Recently, a new way of telling stories has developed, and has given rise to some fantastic narratives. I'm talking about video games.
I grew up on video games. I had an Atari, a Commodore 64, numerous PC's (starting with an 8088), and all three Xbox's. At first, video games focused on strategy and skill. By the '90s many had developed wonderful characters. And in the 2000's, several had very engaging full-fledged narratives.
There's a major choice involved in the design of the games that I believe has a substantial impact on narrative-heavy games: that of perspective. First-person games are much more immersive than third-person games.
I've played third-person games that have had terrific stories that I've loved. Read Dead Redemption comes to mind. But I have to wonder how much better the story would have felt if it had been first-person in nature.

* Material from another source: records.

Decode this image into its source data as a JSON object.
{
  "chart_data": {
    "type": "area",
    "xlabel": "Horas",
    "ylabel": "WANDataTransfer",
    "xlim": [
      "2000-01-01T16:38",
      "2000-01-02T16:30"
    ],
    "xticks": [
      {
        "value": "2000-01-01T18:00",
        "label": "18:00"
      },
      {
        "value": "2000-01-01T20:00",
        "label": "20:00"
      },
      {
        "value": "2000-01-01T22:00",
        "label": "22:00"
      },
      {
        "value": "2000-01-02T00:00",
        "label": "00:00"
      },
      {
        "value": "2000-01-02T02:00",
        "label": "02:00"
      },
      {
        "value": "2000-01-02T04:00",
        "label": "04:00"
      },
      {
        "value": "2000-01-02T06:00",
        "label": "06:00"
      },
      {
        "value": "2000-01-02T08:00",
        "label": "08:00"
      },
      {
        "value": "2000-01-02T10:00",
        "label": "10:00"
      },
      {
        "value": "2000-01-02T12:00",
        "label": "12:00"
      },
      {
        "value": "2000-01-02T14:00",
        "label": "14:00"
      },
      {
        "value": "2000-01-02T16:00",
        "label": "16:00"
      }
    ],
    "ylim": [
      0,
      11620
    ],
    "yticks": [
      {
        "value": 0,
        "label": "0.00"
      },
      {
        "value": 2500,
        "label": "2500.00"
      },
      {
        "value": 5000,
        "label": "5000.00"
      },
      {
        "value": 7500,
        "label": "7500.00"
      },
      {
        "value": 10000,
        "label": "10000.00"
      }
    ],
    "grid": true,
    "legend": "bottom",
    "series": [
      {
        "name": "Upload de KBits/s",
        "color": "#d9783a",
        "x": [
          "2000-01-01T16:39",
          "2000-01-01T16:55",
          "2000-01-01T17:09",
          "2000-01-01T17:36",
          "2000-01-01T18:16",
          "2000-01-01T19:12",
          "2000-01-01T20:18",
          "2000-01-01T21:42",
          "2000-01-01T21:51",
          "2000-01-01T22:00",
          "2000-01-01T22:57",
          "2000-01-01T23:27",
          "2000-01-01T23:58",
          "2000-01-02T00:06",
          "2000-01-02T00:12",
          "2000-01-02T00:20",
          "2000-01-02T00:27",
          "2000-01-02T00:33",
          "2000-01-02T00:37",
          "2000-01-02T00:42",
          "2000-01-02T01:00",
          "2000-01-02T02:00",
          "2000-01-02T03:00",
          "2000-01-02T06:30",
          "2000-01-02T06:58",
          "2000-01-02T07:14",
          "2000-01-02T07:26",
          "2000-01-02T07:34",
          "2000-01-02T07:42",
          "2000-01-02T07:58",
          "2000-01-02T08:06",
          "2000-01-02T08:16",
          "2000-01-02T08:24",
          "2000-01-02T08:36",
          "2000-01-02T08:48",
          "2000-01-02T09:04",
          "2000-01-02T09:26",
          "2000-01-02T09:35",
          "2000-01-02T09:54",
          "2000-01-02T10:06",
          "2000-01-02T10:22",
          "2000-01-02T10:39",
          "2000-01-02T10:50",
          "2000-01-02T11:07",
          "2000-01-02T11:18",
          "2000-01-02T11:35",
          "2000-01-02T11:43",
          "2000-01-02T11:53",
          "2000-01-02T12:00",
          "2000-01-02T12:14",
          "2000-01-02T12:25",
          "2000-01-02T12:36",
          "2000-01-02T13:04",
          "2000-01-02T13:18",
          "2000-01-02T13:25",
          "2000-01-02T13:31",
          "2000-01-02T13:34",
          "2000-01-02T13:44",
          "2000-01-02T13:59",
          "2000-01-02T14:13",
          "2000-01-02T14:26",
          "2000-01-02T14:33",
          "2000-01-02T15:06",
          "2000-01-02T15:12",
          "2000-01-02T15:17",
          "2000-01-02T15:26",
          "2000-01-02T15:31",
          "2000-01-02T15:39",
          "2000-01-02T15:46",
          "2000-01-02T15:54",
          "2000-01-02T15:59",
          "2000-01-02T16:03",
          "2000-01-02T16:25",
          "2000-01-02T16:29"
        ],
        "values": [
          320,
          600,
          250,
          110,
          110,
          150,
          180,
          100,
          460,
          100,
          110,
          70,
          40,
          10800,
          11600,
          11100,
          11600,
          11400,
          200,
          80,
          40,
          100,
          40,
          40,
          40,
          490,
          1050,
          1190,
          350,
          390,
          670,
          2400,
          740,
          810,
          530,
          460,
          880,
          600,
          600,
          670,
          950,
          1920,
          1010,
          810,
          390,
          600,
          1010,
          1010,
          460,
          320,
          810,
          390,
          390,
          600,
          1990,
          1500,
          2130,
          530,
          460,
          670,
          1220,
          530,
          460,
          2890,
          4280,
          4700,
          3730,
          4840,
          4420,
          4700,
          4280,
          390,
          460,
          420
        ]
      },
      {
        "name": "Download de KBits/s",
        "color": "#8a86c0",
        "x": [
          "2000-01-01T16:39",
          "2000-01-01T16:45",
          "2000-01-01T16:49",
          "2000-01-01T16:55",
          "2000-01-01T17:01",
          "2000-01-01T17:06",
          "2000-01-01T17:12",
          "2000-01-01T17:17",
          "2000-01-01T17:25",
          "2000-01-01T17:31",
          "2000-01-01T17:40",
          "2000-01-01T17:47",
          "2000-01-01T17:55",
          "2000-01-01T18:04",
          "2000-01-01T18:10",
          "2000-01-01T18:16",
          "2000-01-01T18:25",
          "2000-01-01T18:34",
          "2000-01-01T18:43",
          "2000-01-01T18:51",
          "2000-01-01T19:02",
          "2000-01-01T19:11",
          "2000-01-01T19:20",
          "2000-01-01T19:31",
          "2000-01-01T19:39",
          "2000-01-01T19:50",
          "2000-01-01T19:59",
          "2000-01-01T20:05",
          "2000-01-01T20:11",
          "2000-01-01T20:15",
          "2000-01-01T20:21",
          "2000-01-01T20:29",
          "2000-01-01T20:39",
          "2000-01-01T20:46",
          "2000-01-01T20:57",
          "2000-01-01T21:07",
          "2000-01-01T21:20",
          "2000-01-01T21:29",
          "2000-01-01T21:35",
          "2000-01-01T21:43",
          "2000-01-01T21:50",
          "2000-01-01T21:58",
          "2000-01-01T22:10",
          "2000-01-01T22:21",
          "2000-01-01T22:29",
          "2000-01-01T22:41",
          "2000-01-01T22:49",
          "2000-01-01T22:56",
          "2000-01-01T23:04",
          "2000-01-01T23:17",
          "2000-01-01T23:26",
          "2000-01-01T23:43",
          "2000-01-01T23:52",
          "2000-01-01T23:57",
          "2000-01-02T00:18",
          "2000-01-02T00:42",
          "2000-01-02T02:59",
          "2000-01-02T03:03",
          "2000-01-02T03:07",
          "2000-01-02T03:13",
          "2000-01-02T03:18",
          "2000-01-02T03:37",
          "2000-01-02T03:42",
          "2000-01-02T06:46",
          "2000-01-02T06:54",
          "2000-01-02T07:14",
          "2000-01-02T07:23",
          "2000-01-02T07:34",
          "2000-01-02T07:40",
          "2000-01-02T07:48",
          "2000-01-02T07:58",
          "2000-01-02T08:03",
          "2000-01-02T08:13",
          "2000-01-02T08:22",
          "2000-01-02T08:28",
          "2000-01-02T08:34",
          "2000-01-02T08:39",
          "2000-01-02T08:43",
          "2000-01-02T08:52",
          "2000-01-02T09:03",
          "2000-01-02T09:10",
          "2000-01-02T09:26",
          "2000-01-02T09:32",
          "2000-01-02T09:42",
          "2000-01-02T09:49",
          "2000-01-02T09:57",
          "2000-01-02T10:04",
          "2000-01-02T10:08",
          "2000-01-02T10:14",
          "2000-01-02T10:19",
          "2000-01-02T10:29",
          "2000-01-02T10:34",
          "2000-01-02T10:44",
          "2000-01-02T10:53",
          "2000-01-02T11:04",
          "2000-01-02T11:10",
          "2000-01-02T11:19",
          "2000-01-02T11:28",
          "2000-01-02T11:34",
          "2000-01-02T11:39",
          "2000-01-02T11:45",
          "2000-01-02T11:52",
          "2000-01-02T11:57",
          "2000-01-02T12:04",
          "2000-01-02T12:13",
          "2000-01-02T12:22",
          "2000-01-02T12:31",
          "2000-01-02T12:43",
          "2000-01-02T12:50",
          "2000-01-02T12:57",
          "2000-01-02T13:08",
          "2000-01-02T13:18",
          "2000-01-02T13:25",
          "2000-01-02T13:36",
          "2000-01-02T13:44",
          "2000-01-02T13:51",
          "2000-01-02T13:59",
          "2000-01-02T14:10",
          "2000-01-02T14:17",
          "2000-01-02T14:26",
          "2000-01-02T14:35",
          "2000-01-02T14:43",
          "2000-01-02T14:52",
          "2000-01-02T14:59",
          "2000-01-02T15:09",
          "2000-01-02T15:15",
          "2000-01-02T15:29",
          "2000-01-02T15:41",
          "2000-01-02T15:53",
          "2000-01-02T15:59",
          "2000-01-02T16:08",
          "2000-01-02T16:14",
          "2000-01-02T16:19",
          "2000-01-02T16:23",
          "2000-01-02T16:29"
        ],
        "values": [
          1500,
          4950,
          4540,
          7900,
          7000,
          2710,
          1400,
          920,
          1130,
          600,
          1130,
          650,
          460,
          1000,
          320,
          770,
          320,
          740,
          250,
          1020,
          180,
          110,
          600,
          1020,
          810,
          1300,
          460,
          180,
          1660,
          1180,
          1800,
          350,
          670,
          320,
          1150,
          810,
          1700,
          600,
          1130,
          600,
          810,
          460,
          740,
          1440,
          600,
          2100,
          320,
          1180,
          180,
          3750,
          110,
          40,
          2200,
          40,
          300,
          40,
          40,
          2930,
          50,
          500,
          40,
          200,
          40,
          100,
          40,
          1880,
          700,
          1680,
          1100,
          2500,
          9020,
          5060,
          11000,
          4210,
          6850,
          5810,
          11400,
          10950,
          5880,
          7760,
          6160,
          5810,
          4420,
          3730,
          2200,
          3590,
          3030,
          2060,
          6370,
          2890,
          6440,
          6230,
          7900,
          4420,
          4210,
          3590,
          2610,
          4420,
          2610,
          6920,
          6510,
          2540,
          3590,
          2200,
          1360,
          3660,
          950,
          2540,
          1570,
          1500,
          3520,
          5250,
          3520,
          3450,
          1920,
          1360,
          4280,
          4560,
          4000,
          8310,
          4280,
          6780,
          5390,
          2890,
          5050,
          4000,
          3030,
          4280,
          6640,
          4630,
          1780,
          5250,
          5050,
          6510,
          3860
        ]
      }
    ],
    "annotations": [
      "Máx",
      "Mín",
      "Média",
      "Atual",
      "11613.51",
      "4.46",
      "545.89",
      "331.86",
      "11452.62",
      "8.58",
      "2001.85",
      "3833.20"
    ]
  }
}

In the last couple of weeks I've starting playing two games that are third-person: The Witcher 3 & Lifeless Planet. The first has had terrific reviews. The second has reviews that are okay. I'm enjoying both. Lifeless Planet is mostly a puzzle game, but with a clever story to it. I'm not minding that one being third-person. But The Witcher 3 is a vast game that is character and story heavy, and although I'm having fun with it, I'm sure I'd love it more with a more intimate point-of-view.
Bioshock Infinite is the story of a man who is sent to a city in the sky to rescue a girl. It moved me as much as any movie I had ever seen. Its characters weren't just well-developed, they were world-class. I played the entire game through twice, and the last fifteen minutes through at least half a dozen times. It was that great.
This brings me to two points:
(1) I wish that well-written narrative-style games at least gave the player the option of switching between perspectives.
(2) I think first-person perspective in film and television has been underutilized. In the right narrative, the results could be amazing.